PRACTICING COURAGE IN THE WILDERNESS
Based on Living Compass “Practicing Courage with all your heart, soul, strength and mind”
“Near the cross of Jesus stood his mother, his mother’s sister, Mary the wife of Clopas, and Mary Magdalene.”
Many people choose not to go to church on Good Friday. In fact someone once commented that more people will be in church on Mother’s Day than Good Friday. We North Americans have a tendency to avoid and deny pain. We focus on positive thinking, hard work, and “living your best life now.” We prefer holidays that offer us fun, nostalgia, heroism, gift giving, and feasting. Good Friday offers none of those things.
Human beings are experts at avoiding pain. In her second book, Brené Brown writes: “Our first response to pain – ours or someone else’s – is to self-protect.” We will do just about anything to push away or circumvent feelings – ours or someone else’s – of pain, suffering and shame. We do many foolish and harmful things to dodge it, numb it, or toss it away, like a hot potato, to someone else.
But what if we could sit with those painful feelings for a while, instead of rejecting them? On Good Friday we witness God entering pain, deeply and completely in the person of Jesus. God willingly allowed Godself to be betrayed, abandoned, beaten, condemned, and crucified to share in – to sit with – the pain of human life alongside us.
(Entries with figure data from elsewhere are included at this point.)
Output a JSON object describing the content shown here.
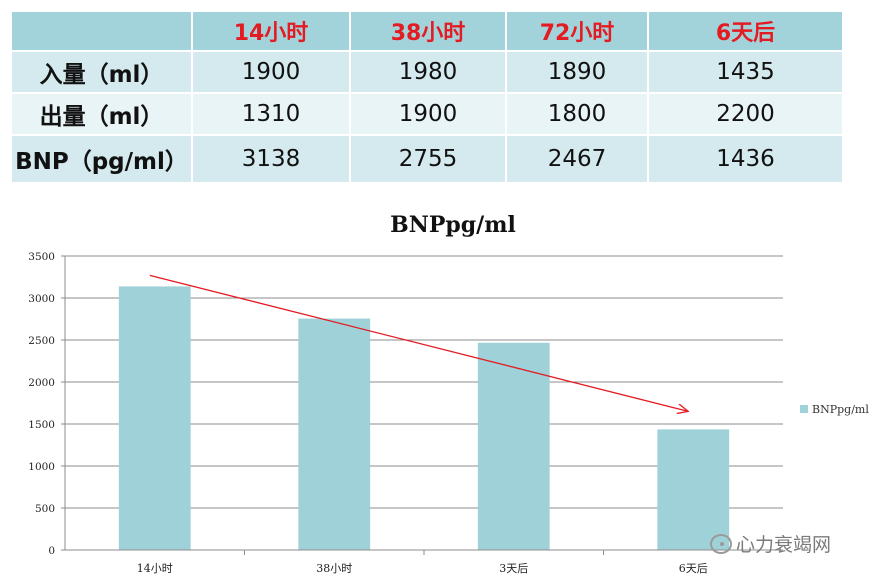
{
  "table": {
    "headers": [
      "",
      "14小时",
      "38小时",
      "72小时",
      "6天后"
    ],
    "rows": [
      {
        "label": "入量（ml）",
        "values": [
          "1900",
          "1980",
          "1890",
          "1435"
        ]
      },
      {
        "label": "出量（ml）",
        "values": [
          "1310",
          "1900",
          "1800",
          "2200"
        ]
      },
      {
        "label": "BNP（pg/ml）",
        "values": [
          "3138",
          "2755",
          "2467",
          "1436"
        ]
      }
    ]
  },
  "chart_data": {
    "type": "bar",
    "title": "BNPpg/ml",
    "categories": [
      "14小时",
      "38小时",
      "3天后",
      "6天后"
    ],
    "series": [
      {
        "name": "BNPpg/ml",
        "values": [
          3138,
          2755,
          2467,
          1436
        ],
        "color": "#9fd2d8"
      }
    ],
    "ylim": [
      0,
      3500
    ],
    "yticks": [
      0,
      500,
      1000,
      1500,
      2000,
      2500,
      3000,
      3500
    ],
    "grid": true,
    "legend_position": "right",
    "annotations": [
      {
        "type": "arrow",
        "from": {
          "x": "14小时",
          "y": 3270
        },
        "to": {
          "x": "6天后",
          "y": 1650
        },
        "color": "#e31b23"
      }
    ]
  },
  "watermark": {
    "text": "心力衰竭网",
    "icon": "wechat-icon"
  }
}
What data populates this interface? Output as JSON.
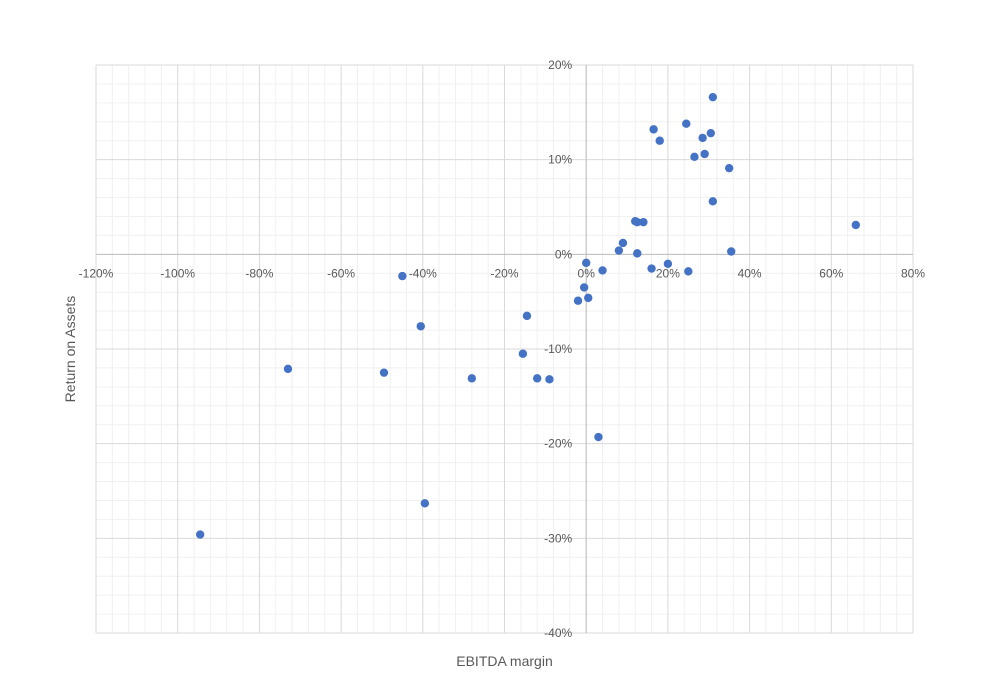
{
  "chart_data": {
    "type": "scatter",
    "title": "",
    "xlabel": "EBITDA margin",
    "ylabel": "Return on Assets",
    "xlim": [
      -1.2,
      0.8
    ],
    "ylim": [
      -0.4,
      0.2
    ],
    "x_major_step": 0.2,
    "y_major_step": 0.1,
    "x_ticks": [
      "-120%",
      "-100%",
      "-80%",
      "-60%",
      "-40%",
      "-20%",
      "0%",
      "20%",
      "40%",
      "60%",
      "80%"
    ],
    "y_ticks": [
      "-40%",
      "-30%",
      "-20%",
      "-10%",
      "0%",
      "10%",
      "20%"
    ],
    "grid": true,
    "minor_grid": true,
    "legend": "none",
    "marker_color": "#4472C4",
    "major_grid_color": "#D9D9D9",
    "minor_grid_color": "#F0F0F0",
    "series": [
      {
        "points": [
          {
            "x": 0.31,
            "y": 0.166
          },
          {
            "x": 0.245,
            "y": 0.138
          },
          {
            "x": 0.165,
            "y": 0.132
          },
          {
            "x": 0.305,
            "y": 0.128
          },
          {
            "x": 0.285,
            "y": 0.123
          },
          {
            "x": 0.18,
            "y": 0.12
          },
          {
            "x": 0.29,
            "y": 0.106
          },
          {
            "x": 0.265,
            "y": 0.103
          },
          {
            "x": 0.35,
            "y": 0.091
          },
          {
            "x": 0.31,
            "y": 0.056
          },
          {
            "x": 0.12,
            "y": 0.035
          },
          {
            "x": 0.125,
            "y": 0.034
          },
          {
            "x": 0.14,
            "y": 0.034
          },
          {
            "x": 0.66,
            "y": 0.031
          },
          {
            "x": 0.09,
            "y": 0.012
          },
          {
            "x": 0.08,
            "y": 0.004
          },
          {
            "x": 0.125,
            "y": 0.001
          },
          {
            "x": 0.355,
            "y": 0.003
          },
          {
            "x": 0.0,
            "y": -0.009
          },
          {
            "x": 0.2,
            "y": -0.01
          },
          {
            "x": 0.16,
            "y": -0.015
          },
          {
            "x": 0.25,
            "y": -0.018
          },
          {
            "x": 0.04,
            "y": -0.017
          },
          {
            "x": -0.45,
            "y": -0.023
          },
          {
            "x": -0.005,
            "y": -0.035
          },
          {
            "x": 0.005,
            "y": -0.046
          },
          {
            "x": -0.02,
            "y": -0.049
          },
          {
            "x": -0.145,
            "y": -0.065
          },
          {
            "x": -0.405,
            "y": -0.076
          },
          {
            "x": -0.155,
            "y": -0.105
          },
          {
            "x": -0.73,
            "y": -0.121
          },
          {
            "x": -0.495,
            "y": -0.125
          },
          {
            "x": -0.28,
            "y": -0.131
          },
          {
            "x": -0.12,
            "y": -0.131
          },
          {
            "x": -0.09,
            "y": -0.132
          },
          {
            "x": 0.03,
            "y": -0.193
          },
          {
            "x": -0.395,
            "y": -0.263
          },
          {
            "x": -0.945,
            "y": -0.296
          }
        ]
      }
    ]
  }
}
On Good Friday, we are invited to have the courage to witness and behold, to sit with Christ’s pain and death, as Christ does with ours. In doing so, we are not only witnessing God’s pain and sacrifice, but the suffering and pain of all of God’s children and creatures, held and lifted up by Jesus on the cross. God invites us to have courage not to self-protect in the face of pain, but to witness, to sit with, and to behold Jesus. Today we see courage in the form of arms outstretched upon the cross. It is not easy to watch and listen. Today will take courage. In Jesus’ courage and vulnerability, can we find courage we will need?